Tropical forest fragmented blocks and edges create additional feedback within the climate-drought-fire nexus. For example, tree mortality increases after droughts as well as the flammability of debris due to more sunlight passing through less dense canopies and because of either accidental or purposeful ignitions. In turn, these groundfires can further thin the canopies with new debris accumulation favoring successive larger fires. While debris decomposition and fueling is a direct source of carbon emissions, drought-reduced plant productivity (due to lowering of soil moisture) and plant respiration increase (due to rising temperatures) also enhance emissions. This is why fragmented forests are more prone to switching from being carbon sinks to sources of carbon emissions during periods of drought, especially in the case of El Niño, as happened in 2016 when vegetation loss from fragmented patches was higher than the mean for 2011-2018.

Furthermore, carbon stock in tropical forests can be overestimated by around 10% in carbon accounting systems, if they fail to consider that biomass is between 10 and 25% lower within 1500 and 500 m from the forest edges, thus hindering the possibility of designing effective forest and climate policies.

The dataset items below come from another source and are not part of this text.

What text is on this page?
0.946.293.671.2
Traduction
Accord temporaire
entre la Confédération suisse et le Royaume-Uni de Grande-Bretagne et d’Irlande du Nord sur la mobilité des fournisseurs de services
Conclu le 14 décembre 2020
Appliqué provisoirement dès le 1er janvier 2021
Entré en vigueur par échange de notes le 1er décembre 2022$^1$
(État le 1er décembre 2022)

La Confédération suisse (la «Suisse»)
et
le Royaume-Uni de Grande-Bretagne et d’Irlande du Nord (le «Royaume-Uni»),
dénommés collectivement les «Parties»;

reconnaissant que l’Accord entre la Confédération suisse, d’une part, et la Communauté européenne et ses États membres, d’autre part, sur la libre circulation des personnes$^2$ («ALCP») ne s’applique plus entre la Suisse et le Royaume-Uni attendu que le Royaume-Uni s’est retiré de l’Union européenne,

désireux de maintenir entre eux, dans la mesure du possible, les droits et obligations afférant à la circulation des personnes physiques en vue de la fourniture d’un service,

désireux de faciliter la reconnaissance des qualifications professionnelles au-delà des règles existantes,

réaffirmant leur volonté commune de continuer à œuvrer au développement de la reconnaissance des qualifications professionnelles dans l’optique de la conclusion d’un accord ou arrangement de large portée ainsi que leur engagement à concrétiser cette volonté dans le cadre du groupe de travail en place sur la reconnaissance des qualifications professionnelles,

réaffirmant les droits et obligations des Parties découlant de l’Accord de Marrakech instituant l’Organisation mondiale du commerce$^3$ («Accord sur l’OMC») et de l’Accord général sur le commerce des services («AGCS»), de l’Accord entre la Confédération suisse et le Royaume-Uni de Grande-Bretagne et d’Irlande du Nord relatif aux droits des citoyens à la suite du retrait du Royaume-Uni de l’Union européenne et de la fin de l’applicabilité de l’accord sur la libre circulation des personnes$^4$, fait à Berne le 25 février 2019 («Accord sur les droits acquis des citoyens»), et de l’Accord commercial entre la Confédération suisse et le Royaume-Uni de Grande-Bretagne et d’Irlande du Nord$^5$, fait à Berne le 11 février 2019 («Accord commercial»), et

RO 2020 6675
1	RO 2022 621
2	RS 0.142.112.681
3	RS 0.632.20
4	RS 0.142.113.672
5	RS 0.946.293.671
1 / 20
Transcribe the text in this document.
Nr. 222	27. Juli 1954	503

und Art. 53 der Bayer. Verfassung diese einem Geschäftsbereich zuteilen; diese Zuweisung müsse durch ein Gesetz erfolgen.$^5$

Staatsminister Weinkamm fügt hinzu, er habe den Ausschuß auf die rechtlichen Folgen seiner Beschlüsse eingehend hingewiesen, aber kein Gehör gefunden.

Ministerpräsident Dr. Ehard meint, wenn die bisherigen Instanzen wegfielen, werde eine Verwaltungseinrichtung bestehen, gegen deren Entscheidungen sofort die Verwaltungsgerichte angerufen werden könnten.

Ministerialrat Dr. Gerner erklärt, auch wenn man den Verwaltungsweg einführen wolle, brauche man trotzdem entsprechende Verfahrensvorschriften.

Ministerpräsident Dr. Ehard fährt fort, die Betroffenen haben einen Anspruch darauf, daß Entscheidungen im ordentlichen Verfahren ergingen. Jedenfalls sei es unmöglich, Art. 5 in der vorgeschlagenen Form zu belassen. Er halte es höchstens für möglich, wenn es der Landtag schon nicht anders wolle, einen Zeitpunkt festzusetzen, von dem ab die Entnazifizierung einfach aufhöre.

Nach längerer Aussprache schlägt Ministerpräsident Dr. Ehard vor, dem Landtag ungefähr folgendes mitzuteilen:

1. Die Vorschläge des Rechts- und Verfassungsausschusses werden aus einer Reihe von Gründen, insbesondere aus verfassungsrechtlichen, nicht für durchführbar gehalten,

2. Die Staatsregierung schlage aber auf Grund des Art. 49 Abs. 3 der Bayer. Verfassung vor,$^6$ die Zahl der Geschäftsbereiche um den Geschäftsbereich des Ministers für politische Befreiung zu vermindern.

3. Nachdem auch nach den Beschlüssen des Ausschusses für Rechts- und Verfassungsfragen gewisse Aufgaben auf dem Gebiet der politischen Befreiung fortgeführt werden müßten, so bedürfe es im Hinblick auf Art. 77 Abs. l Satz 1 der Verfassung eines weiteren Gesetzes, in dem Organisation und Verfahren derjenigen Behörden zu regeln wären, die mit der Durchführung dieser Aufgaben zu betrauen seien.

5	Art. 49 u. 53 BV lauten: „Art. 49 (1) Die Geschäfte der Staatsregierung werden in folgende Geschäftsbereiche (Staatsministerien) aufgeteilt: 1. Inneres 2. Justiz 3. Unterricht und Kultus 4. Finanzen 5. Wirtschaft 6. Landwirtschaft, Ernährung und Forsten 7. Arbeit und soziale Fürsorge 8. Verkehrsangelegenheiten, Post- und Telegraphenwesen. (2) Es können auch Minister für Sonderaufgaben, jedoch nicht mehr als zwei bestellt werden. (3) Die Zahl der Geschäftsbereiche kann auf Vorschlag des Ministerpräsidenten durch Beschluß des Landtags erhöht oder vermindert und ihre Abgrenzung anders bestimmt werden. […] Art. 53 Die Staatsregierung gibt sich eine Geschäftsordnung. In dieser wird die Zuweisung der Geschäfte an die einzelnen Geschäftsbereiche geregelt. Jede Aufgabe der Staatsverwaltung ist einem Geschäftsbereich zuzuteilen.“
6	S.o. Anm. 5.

Besides the influence of tropical forest fragmentation on global warming through the carbon cycle, more regional climate impacts have been recognized due to reduced evapotranspiration efficiency and surface roughness, with a consequent reduction in rainfall due to missed moisture recycling. Moreover, fire smoke can reduce rainfall by trapping moisture and inhibiting droplet formation/increase.

All of which highlights how forest restoration, as well as rigorous actions to counteract the uncontrolled devastation of forest landscapes, can create a virtuous cycle of benefits for the environment in general, by ensuring the provision of key ecosystem services – as local to global climate regulation – to nature and people, and hence human systems, by reducing their exposure and vulnerability to epidemics and to cascading social and economic crises.